Analytics and big data are two of the most pervasive trends in the world of today’s companies, utilized by small businesses as well as large enterprises. Because they are often intertwined in some way – and are constantly thrown around as tech buzzwords – it can be easy for some businesspeople to think that they’re the same thing. However, this simply is not the case. Each can benefit from the other, but they are by no means mutually exclusive.
In fact, recent research conducted by those with expertise in the field points out that big data may not, in the end, be half as important to businesses as analytics will be. This is not to say that big data shouldn’t be taken into account, but its value may come in second to analytics in the long run. Strategies that businesses employ for the proper management of business intelligence should therefore include dedicated analytics solutions.

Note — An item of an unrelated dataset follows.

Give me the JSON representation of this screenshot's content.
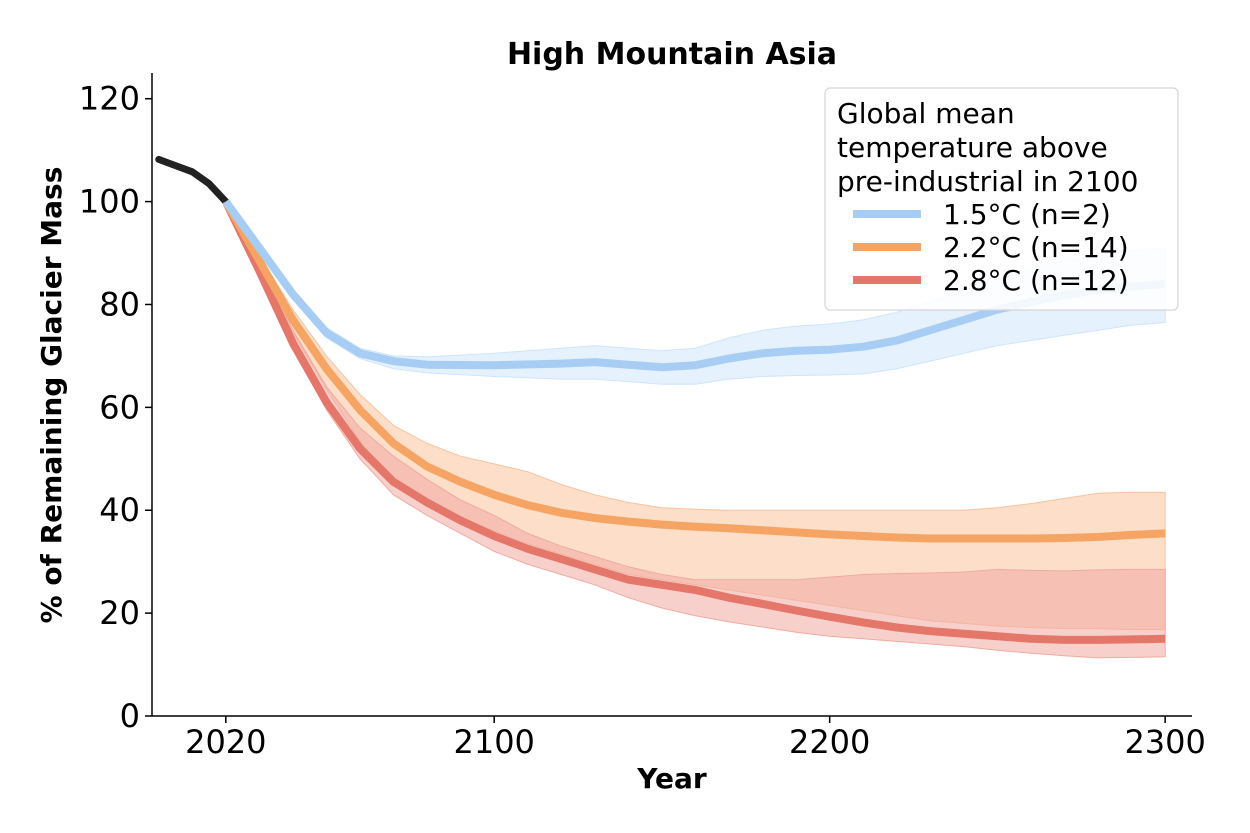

Analytics and big data: head-to-head
Dan Vesset, program vice president for big data and analytics at IDC, a market research firm, recently shared some pointed thoughts about the divergences between analytics and big data, at the Avnet Technology Solutions IBM Compass 2013 partner conference.
“Big data is actually just a segment of the whole analytics environment,” Vesset said in his statement. “There is a lot of hype around it…but I think we will soon reach the end of the irrational exuberance over big data.”
Vesset’s firm estimated that the global market value for big data currently stands at $8.1 billion, and he believes that the technology is at its peak and is likely to decline from here. By contrast, IDC projected that the analytics market could be worth as much as $95 million within the near future.
It’s all about the application
Another important concept to remember regarding analytics and BI is that proper implementation and application are essential for success. If you can organize and measure important metrics but do not know how best to use the information that analytics provides, you won’t be able to leverage it for the success of your organization.
Fortunately, according to CIOL, the most forward-thinking businesspeople are more than capable of properly using analytics. Business processes that can be notably enhanced include talent acquisition and management, product sale strategies, marketing efforts and many others.